Il personal branding, Narciso e Lacan: “L’ossessione del presente” nei social network

di Francesca Quaratino
Pubblicato il 6 Ottobre 2012 - 08:00| Aggiornato il 25 Febbraio 2020 OLTRE 6 MESI FA

Sui social network “You sell yourself first, your company second, and your product third”, dice Barbara Bradley Baekgaard co-fondatrice di Vera Bradley, azienda di abbigliamento dell’Indiana, famosa per le sue borse colorate.

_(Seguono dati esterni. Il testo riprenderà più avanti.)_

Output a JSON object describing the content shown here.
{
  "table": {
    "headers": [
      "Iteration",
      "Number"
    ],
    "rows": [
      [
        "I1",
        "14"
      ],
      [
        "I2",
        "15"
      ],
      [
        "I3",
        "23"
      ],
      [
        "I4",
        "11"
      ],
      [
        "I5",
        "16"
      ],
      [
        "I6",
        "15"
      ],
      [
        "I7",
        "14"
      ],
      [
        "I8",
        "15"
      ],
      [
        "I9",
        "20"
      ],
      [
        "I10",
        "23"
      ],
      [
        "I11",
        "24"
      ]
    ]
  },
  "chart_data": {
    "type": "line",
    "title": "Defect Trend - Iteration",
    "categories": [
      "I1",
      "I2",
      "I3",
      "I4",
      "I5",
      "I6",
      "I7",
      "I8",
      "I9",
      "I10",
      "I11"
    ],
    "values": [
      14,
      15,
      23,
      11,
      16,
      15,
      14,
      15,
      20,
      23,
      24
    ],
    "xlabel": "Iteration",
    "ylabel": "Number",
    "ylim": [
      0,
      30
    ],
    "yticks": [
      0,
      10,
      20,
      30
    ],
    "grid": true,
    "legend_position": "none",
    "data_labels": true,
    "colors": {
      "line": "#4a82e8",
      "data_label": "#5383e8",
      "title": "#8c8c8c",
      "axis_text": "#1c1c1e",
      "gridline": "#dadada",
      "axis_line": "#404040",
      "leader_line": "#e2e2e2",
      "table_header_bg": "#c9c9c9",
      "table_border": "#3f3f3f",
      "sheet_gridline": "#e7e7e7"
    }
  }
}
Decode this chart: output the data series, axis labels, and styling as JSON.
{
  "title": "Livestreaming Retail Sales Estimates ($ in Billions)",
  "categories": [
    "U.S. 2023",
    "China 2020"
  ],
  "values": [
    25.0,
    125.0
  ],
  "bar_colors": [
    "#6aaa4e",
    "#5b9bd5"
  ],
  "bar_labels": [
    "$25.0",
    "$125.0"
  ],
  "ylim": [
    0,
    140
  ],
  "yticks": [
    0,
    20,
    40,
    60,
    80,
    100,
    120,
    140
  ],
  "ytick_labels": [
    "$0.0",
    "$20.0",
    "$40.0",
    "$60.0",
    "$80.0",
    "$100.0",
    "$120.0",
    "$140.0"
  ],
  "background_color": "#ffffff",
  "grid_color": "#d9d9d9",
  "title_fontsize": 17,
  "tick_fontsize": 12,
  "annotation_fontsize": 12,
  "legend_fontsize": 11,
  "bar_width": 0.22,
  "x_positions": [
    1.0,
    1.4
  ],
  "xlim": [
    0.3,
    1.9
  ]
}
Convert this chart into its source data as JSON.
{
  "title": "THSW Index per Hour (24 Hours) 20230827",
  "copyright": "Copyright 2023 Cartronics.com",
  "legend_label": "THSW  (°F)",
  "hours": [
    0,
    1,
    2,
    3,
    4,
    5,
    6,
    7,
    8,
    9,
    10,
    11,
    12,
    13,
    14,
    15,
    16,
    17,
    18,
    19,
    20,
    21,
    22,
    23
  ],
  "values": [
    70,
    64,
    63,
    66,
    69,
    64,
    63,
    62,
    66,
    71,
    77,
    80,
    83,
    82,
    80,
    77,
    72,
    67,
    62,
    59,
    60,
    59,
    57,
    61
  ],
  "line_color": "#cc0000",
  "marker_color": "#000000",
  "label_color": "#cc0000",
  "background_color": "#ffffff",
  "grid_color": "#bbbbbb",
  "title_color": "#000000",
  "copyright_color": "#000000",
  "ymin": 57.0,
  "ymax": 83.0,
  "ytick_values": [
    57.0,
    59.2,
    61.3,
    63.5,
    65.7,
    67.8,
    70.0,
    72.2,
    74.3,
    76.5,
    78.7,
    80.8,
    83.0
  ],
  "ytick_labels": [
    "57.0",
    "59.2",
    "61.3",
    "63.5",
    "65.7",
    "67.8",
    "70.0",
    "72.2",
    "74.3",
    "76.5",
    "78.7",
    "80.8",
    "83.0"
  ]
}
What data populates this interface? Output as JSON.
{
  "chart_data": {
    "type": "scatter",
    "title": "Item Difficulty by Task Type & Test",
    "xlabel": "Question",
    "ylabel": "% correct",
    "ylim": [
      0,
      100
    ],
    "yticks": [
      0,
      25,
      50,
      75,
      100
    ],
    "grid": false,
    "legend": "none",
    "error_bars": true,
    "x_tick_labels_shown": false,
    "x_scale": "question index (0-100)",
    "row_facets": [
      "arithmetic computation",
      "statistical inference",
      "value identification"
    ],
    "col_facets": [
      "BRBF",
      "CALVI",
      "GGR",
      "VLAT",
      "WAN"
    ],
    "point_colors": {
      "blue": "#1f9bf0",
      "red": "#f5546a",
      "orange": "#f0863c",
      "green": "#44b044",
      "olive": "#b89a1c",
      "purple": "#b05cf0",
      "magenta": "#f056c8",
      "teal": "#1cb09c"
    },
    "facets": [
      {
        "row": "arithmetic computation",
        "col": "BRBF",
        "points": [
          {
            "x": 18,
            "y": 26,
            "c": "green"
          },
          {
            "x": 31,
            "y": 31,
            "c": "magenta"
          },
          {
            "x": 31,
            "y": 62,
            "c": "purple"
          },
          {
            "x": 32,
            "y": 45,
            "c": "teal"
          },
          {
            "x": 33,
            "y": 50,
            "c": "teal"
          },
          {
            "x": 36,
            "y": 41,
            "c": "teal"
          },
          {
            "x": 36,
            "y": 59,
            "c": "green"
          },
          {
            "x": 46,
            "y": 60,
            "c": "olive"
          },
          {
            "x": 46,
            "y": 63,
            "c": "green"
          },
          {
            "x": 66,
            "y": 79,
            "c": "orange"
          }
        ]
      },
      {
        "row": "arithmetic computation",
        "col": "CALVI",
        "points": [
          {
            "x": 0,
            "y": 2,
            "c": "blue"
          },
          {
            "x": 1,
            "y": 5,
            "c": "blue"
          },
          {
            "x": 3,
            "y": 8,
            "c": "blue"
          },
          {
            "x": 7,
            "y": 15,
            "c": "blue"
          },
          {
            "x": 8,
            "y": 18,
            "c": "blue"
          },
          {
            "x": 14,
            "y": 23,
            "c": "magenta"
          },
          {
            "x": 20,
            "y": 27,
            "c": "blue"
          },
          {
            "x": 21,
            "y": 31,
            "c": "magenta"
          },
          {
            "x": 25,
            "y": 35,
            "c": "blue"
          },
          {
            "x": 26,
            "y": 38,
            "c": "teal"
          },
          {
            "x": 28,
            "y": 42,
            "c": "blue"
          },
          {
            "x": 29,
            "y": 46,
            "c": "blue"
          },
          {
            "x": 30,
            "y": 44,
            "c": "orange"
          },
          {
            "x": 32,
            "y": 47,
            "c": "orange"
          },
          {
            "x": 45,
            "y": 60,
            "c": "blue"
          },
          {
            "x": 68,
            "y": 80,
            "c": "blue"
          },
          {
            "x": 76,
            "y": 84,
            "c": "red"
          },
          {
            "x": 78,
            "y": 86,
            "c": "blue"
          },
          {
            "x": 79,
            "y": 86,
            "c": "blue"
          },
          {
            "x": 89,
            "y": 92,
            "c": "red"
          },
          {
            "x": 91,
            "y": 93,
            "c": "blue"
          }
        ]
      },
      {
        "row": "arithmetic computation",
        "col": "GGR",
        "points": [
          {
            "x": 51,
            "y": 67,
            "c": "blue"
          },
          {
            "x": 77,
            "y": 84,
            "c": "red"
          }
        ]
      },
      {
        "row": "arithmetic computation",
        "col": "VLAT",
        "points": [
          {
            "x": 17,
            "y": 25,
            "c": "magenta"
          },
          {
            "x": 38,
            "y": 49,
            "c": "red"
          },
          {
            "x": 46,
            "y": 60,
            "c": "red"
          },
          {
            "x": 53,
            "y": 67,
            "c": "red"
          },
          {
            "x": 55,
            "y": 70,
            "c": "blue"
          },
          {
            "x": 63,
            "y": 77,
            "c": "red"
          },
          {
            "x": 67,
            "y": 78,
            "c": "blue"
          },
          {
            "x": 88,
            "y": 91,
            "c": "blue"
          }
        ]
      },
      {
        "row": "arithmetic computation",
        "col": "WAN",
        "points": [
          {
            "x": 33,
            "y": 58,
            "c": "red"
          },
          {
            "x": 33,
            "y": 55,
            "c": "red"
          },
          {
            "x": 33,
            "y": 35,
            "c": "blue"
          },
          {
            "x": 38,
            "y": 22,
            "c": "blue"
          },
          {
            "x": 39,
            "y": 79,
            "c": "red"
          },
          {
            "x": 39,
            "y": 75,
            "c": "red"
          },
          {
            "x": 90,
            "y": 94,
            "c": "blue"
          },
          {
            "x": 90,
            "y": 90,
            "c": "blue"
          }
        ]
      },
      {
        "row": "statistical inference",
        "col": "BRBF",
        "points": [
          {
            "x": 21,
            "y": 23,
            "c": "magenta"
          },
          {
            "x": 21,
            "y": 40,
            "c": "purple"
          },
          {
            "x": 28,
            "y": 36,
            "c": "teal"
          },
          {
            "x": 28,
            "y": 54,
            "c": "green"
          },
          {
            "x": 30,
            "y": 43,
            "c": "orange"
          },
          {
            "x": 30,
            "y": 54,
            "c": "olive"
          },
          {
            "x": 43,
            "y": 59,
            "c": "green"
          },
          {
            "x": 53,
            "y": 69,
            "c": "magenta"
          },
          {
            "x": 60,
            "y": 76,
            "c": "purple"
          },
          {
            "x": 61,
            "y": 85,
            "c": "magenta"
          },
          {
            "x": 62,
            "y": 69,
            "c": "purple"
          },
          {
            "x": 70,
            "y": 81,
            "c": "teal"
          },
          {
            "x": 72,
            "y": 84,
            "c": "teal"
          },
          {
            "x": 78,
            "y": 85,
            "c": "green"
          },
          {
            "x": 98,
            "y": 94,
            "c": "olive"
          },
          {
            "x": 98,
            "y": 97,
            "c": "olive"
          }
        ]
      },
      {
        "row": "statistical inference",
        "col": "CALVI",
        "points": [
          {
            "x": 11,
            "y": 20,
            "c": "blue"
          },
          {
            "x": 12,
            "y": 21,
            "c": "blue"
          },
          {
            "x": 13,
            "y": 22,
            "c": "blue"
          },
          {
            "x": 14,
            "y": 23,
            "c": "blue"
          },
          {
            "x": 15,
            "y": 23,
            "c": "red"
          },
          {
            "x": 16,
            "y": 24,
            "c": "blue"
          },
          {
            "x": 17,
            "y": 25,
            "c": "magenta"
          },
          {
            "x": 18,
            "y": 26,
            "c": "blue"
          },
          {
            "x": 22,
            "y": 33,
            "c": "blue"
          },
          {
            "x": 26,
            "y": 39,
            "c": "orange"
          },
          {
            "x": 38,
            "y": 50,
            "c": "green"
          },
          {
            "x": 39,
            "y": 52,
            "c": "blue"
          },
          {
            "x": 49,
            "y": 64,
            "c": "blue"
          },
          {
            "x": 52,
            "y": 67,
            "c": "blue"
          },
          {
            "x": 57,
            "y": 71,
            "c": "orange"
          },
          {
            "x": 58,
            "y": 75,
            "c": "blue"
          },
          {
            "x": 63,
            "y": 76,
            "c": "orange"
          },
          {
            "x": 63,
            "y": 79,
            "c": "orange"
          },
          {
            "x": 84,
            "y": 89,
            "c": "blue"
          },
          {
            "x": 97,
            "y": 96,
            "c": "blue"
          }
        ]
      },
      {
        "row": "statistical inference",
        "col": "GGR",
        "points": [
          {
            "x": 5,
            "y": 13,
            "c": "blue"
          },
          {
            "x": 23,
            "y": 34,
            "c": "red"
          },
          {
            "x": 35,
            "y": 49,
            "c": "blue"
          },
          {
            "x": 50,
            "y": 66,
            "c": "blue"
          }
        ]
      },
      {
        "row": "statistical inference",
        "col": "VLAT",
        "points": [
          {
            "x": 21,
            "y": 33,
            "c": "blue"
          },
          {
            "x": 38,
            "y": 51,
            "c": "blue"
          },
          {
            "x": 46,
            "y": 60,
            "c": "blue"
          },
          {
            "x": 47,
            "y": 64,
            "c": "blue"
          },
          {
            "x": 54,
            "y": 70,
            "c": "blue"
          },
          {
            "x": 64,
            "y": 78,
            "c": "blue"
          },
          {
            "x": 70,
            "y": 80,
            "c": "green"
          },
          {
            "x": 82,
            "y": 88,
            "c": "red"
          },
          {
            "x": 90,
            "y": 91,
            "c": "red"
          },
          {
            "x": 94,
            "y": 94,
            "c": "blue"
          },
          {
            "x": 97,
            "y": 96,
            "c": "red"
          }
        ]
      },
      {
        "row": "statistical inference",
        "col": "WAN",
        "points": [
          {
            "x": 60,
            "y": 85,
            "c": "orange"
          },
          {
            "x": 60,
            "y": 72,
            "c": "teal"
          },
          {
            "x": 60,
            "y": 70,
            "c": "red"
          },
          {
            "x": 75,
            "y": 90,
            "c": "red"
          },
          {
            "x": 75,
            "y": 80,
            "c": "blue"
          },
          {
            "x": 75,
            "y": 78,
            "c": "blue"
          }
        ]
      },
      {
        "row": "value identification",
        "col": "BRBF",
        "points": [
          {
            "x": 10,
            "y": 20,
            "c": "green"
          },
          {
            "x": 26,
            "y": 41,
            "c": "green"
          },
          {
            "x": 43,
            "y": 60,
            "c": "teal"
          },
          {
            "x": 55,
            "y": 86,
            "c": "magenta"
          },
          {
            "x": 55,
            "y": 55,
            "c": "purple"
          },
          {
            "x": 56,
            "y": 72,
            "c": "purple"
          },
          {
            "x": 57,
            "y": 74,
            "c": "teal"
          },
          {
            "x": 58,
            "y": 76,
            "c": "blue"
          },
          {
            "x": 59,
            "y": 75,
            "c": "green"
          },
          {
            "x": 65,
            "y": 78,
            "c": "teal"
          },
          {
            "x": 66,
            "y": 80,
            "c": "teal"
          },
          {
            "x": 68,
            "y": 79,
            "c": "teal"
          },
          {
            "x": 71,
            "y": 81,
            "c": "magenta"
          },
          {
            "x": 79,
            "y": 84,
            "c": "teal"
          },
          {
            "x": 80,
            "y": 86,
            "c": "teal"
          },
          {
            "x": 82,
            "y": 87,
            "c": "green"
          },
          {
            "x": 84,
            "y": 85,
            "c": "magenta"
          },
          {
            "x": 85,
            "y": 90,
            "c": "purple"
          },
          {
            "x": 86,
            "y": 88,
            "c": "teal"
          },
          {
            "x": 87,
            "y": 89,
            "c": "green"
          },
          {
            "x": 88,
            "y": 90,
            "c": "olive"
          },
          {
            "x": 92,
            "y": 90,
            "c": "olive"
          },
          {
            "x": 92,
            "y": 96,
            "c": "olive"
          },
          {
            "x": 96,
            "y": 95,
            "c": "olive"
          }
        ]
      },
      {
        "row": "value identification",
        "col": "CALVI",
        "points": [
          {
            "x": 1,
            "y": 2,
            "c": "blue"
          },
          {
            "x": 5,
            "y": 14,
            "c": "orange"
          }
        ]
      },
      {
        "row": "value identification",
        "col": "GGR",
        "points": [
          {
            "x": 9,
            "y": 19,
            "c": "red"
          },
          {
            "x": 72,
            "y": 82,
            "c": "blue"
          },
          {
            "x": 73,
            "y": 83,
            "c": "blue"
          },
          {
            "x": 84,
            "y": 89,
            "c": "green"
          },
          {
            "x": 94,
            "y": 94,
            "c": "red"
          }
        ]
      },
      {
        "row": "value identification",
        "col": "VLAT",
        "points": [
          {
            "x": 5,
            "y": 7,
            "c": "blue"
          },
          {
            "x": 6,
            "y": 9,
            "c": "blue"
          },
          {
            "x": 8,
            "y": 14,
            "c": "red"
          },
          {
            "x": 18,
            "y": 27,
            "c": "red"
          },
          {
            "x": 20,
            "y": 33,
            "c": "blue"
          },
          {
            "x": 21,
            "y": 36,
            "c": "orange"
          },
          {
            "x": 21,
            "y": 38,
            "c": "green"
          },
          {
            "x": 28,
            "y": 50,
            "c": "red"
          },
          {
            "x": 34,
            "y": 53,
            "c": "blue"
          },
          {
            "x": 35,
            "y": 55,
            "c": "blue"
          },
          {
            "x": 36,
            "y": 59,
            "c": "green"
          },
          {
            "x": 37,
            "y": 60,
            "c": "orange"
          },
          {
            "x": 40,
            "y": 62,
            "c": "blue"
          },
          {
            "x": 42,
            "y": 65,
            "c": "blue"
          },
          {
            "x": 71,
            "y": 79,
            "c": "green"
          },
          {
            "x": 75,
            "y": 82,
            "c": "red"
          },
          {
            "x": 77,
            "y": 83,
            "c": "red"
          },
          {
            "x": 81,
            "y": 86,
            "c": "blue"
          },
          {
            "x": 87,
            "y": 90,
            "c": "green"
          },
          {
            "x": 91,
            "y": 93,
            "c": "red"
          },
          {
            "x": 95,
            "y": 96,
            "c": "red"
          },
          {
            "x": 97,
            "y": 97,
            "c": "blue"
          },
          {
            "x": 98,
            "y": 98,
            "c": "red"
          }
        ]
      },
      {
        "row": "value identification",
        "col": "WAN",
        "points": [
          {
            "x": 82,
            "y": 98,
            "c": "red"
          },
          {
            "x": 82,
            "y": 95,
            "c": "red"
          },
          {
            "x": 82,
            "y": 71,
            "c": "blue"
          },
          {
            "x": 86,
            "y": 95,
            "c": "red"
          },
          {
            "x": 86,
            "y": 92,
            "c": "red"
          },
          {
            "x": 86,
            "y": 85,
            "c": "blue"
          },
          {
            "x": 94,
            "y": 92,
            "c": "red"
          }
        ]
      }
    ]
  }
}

L’ho letto nel flusso di tweet della Conference for Women di Philadelphia e me le sono appuntate. Come tutto ciò che si scrive con la penna, la frase ha iniziato a risuonare nel quotidiano.
Risuonava mentre ero su Facebook, su Twitter, su Instagram e su FourSquare.
Per ogni parola che scrivevo, pensavo: dove sono io? Dove la mia azienda? Dove il mio prodotto?
L’esercizio ha funzionato perchè, oltre ad avere me stessa, ho anche un’azienda e un prodotto.
Dopo averlo applicato a me stessa, ho tentato l’esperimento sui miei contatti.
Il risultato è stato impressionante.

Oltre l’80% di coloro che conosco non ha aziende e prodotti. Di questo 80%, il 60% si ferma, consapevolmente, al primo punto. Il restante 40%, si comporta come se fosse un’azienda e anche un prodotto. Di questo 40%, solo il 20% fa un mestiere in cui ha senso applicare il personal branding (giornalisti free lance, consulenti, responsabili della comunicazione di qualcuno o qualcosa, musicisti…). Il restante 80% si occupa di altro.

In questi casi, a cosa serve l’immane fatica del personal branding sui social?
Probabilmente a nulla. Altrettanto probabilmente, questa componente umana è la prima vittima conclamata del “qui e ora” dei social network dove uno straccio di presenza riconosciuta sancisce, nel tempo presente, l’esistenza.

Ora, ciò che preoccupa, è proprio l’Ossessione del Presente con le sue conseguenze: la chiusura narcisistica e l’autoconservazione cinica. Temi che meriterebbero di essere affrontati prima che assumano il tratto di una patologia in grado di fare secche teste buone, colte e interessanti per il futuro del Paese.

Il “qui e ora”, come si sa, non dura. E il Futuro è un concetto che ha senso se lo si popola di desideri, che non trovano spazio nel narcisismo condito di cinismo (bisognerebbe leggere il Lacan raccontato da Massimo Recalcati, a tempo perso).
C’è una larga fetta della generazione tra i 30 e i 40 anni che sta rinunciando, patologicamente, a desiderare, concentrando energie intellettuali ed emotive su un presente agito in luoghi che oggi si chiamano Twitter (per parlare del social network narciso per eccellenza), talmente fragili da crollare domani.

Dispiace dirlo, ma se queste intelligenze si bruciano oggi, non serviranno a nulla in futuro. Non possiamo permettercelo.
E ora pensiamo intensamente “lo specchio si rompe” e agiamo di conseguenza.